Why do I get an AttributeError when trying to use BeautifulSoup's `.find` to find text in a page?

Question:

I am trying to scrape a website with BeautifulSoup but am having a problem.
I was following a tutorial done in python 2.7 and it had exactly the same code in it and had no problems.

import urllib.request
from bs4 import *


htmlfile = urllib.request.urlopen("http://en.wikipedia.org/wiki/Steve_Jobs")

htmltext = htmlfile.read()

soup = BeautifulSoup(htmltext)
title = (soup.title.text)

body = soup.find("Born").findNext('td')
print (body.text)

If I try to run the program I get,

Traceback (most recent call last):
  File "C:UsersUSERDocumentsPython ProgramsWorld Population.py", line 13, in <module>
    body = soup.find("Born").findNext('p')
AttributeError: 'NoneType' object has no attribute 'findNext'

Is this a problem with python 3 or am i just too naive?

Asked By: user3247140

||

Answers:

The find and find_all methods do not search for arbitrary text in the document, they search for HTML tags. The documentation makes that clear (my italics):


Pass in a value for name and you’ll tell Beautiful Soup to only consider tags with certain names. Text strings will be ignored, as will tags whose names that don’t match. This is the simplest usage:

soup.find_all("title")
# [<title>The Dormouse's story</title>]

That’s why your soup.find("Born") is returning None and hence why it complains about NoneType (the type of None) having no findNext() method.

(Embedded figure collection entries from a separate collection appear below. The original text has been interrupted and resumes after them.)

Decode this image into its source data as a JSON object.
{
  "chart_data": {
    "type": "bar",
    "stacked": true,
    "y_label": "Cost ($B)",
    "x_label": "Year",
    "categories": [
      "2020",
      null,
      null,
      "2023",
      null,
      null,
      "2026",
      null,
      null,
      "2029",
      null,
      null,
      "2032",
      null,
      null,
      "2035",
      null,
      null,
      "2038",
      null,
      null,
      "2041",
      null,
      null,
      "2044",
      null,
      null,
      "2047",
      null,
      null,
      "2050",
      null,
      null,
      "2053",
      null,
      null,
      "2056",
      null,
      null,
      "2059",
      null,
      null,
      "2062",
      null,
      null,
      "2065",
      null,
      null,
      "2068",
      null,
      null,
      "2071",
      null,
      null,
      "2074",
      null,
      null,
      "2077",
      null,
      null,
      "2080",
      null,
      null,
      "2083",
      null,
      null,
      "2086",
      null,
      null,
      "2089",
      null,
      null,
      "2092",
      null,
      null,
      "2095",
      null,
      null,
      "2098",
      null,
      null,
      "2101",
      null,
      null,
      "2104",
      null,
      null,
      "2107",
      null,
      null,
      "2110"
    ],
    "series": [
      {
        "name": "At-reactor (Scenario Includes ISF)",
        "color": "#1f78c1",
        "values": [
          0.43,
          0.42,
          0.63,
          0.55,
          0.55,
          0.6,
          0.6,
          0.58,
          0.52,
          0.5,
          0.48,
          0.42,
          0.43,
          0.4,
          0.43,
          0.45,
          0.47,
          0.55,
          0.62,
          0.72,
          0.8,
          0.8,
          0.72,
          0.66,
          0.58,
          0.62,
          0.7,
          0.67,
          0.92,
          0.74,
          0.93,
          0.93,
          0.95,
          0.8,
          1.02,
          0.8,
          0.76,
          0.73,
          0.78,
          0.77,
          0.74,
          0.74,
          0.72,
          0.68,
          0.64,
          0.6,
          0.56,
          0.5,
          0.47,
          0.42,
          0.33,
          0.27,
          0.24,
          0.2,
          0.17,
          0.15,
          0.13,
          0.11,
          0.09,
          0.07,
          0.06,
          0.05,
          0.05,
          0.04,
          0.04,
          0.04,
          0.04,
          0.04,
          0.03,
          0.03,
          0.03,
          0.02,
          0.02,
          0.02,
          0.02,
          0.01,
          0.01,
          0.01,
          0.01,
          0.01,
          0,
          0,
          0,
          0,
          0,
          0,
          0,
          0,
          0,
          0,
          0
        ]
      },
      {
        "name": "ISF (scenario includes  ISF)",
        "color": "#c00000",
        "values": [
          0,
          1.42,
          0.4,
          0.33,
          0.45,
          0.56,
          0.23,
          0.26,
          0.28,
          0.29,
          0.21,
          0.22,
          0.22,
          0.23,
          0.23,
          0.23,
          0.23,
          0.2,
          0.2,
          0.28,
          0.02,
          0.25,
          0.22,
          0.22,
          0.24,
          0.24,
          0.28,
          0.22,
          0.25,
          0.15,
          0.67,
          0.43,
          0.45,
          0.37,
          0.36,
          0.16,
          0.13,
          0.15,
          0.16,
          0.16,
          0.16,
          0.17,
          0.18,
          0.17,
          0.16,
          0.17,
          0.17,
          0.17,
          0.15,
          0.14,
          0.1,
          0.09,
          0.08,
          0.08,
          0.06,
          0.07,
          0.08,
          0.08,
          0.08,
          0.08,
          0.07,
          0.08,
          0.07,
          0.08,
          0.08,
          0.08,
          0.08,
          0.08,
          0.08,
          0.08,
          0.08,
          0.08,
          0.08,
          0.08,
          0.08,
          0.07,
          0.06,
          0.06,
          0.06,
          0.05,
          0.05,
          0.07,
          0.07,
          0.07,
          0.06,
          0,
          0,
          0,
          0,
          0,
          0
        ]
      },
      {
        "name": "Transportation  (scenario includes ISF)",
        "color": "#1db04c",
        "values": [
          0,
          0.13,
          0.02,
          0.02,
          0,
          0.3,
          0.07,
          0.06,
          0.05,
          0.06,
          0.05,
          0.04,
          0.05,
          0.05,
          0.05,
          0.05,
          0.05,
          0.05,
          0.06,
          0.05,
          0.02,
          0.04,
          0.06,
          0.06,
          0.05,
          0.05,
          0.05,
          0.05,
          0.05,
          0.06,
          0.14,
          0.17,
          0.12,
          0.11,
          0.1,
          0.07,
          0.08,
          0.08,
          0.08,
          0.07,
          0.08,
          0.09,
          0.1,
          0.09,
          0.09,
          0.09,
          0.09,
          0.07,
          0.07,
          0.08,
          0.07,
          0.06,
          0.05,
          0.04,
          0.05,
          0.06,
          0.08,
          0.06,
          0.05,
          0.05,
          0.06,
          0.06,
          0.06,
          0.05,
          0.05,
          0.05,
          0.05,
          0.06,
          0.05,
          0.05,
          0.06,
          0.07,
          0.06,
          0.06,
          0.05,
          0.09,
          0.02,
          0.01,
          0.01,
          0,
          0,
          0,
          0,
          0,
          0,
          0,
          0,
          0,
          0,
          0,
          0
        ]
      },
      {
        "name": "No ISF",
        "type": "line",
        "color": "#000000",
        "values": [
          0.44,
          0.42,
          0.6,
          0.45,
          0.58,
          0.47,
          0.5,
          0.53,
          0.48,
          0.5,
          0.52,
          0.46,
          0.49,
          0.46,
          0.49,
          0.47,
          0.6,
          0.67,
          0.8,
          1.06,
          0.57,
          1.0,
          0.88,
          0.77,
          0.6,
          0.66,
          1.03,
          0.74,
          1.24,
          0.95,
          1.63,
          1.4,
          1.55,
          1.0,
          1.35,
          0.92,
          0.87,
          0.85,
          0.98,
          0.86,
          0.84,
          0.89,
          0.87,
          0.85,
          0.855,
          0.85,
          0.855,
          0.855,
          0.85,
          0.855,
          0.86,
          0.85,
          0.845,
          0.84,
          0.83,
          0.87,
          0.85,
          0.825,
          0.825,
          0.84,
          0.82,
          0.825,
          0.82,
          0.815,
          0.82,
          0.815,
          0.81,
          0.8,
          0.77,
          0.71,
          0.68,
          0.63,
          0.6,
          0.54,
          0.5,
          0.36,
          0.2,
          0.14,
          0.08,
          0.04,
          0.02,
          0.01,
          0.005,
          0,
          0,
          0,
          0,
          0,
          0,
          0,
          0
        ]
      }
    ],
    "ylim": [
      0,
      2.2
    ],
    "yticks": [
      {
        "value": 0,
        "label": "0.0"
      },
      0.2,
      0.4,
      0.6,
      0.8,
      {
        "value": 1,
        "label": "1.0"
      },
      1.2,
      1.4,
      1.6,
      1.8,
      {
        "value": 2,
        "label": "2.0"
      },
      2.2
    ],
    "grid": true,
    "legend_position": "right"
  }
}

That page you reference contains (at the time this answer was written) eight copies of the word "born", none of which are tags.

Looking at the HTML source for that page, you’ll find the best option may be to look for the correct span (formatted for readabilty):

<th scope="row" style="text-align: left;">Born</th>
<td>
    <span class="nickname">Steven Paul Jobs</span><br />
    <span style="display: none;">(<span class="bday">1955-02-24</span>)</span>February 24, 1955<br />
</td>
Answered By: paxdiablo

The find method looks for tags, not text. To find the name, birthday and birthplace, you would have to look up the span elements with the corresponding class name, and access the text attribute of that item:

import urllib.request
from bs4 import *


soup = BeautifulSoup(urllib.request.urlopen("http://en.wikipedia.org/wiki/Steve_Jobs"))
title = soup.title.text
name = soup.find('span', {'class': 'nickname'}).text
bday = soup.find('span', {'class': 'bday'}).text
birthplace = soup.find('span', {'class': 'birthplace'}).text

print(name)
print(bday)
print(birthplace)

Output:

Steven Paul Jobs
1955-02-24
San Francisco, California, US

PS: You don’t have to call read on urlopen, BS accept file-like objects.

Answered By: Steinar Lima